Selon les derniers chiffres publiés par l’Office national de l’enfance (ONE – chiffres au 1er octobre 2023), 1.461 enfants et jeunes adultes, vivant au Luxembourg, sont accueillis ou placés en institution ou en famille d’accueil dans le pays ou à l’étranger. Le ratio est de 60% d’enfants et de jeunes adultes qui sont en institution contre 40% en famille (famille d’accueil et accueil individualisé intensif).
Le rapport de l’UNICEF montre que le Luxembourg fait partie de 6 pays européens sur 25 à continuer à privilégier les placements en institution aux placements en famille.

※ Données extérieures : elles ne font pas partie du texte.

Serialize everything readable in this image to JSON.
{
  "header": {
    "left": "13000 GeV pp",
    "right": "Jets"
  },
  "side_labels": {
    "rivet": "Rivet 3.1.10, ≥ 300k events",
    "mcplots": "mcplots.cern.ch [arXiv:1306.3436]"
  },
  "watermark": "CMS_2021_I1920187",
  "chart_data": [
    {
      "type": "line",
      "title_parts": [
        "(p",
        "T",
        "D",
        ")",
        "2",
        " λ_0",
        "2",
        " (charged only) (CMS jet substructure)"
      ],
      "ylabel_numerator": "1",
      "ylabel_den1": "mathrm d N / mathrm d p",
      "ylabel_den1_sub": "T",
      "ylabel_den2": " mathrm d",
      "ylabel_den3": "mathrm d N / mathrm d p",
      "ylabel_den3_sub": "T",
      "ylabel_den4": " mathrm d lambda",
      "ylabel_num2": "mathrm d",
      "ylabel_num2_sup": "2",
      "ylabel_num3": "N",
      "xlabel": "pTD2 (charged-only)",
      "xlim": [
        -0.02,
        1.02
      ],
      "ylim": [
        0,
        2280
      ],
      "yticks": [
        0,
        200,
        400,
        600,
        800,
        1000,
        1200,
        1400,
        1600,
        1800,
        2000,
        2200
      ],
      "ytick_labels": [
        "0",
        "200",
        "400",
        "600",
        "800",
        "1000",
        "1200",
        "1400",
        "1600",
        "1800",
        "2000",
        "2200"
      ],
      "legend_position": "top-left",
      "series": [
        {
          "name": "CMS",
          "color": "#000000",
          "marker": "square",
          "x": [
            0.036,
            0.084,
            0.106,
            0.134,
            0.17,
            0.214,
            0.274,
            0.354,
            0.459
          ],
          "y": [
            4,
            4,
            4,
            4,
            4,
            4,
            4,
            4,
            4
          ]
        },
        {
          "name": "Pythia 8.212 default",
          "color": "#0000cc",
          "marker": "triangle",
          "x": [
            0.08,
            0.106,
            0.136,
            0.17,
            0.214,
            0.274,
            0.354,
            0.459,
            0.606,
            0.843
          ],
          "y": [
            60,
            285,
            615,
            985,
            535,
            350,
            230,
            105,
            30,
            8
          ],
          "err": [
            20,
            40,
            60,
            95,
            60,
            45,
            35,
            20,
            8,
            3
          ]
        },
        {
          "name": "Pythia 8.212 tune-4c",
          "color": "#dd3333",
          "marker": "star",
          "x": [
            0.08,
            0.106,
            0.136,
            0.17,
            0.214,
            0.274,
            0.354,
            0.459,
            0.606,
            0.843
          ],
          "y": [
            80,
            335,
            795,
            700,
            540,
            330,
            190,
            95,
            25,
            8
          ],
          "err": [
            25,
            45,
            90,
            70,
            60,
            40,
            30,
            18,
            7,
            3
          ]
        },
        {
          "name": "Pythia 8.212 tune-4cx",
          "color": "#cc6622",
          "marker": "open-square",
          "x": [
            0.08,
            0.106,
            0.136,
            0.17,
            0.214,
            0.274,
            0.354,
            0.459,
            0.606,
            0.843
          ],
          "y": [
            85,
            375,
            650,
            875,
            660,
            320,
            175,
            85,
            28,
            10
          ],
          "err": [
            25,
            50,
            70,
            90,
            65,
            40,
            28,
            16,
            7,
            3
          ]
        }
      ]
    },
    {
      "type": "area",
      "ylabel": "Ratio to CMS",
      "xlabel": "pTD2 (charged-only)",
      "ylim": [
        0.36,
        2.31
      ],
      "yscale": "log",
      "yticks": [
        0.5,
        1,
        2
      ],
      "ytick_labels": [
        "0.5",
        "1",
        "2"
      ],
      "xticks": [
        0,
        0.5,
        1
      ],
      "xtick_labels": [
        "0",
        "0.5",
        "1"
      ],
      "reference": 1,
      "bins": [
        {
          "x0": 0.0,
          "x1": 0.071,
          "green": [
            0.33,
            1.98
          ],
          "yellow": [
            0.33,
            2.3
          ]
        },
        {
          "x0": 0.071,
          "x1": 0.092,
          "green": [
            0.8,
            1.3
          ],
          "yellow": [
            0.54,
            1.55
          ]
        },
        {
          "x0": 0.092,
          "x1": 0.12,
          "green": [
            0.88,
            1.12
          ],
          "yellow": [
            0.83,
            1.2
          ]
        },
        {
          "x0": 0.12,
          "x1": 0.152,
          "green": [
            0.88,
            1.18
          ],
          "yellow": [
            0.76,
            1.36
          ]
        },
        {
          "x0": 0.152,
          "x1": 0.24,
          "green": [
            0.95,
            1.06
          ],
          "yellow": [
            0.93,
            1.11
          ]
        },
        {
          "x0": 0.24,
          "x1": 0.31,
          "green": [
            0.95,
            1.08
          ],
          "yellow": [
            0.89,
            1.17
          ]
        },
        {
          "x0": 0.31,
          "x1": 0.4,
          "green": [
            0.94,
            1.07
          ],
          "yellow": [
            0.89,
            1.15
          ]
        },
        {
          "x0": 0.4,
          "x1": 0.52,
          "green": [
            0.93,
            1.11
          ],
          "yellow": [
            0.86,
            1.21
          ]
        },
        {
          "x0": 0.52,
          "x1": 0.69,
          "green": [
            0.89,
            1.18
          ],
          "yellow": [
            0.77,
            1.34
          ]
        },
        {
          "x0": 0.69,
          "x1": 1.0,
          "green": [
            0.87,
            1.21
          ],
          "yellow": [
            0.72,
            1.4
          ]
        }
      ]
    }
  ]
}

Dans ce contexte, il faut rappeler qu’un projet de réforme de la protection de la jeunesse est soumis à la Chambre des députés. Le projet de loi n° 7994 portant aide, soutien et protection aux mineurs, aux jeunes et aux familles note que « la prise en charge précoce est à privilégier et ce, pour éviter une détérioration de la situation et en même temps s’assurer que dans la mesure du possible, le mineur puisse rester au sein de sa famille d’origine ». Il est essentiel que cette réforme soit adoptée. Cela contribuera à un renforcement de la prévention et, en cas de nécessité d’un placement, à sortir du système actuel qui continue à placer des enfants principalement dans des institutions. Des moyens financiers conséquents devront être alloués pour mener à bien ces objectifs.
***FIN***
Téléchargement
Notes aux rédactions :
Le rapport rassemble des données collectées par le réseau TransMonEE, l’initiative DataCare et d’autres sources régionales. Il fournit une analyse des données existantes sur les enfants placés en institution et à l’adoption, ainsi qu’une analyse sur les développements et les défis liés à la collecte et à la communication de données de qualité comparables et désagrégées.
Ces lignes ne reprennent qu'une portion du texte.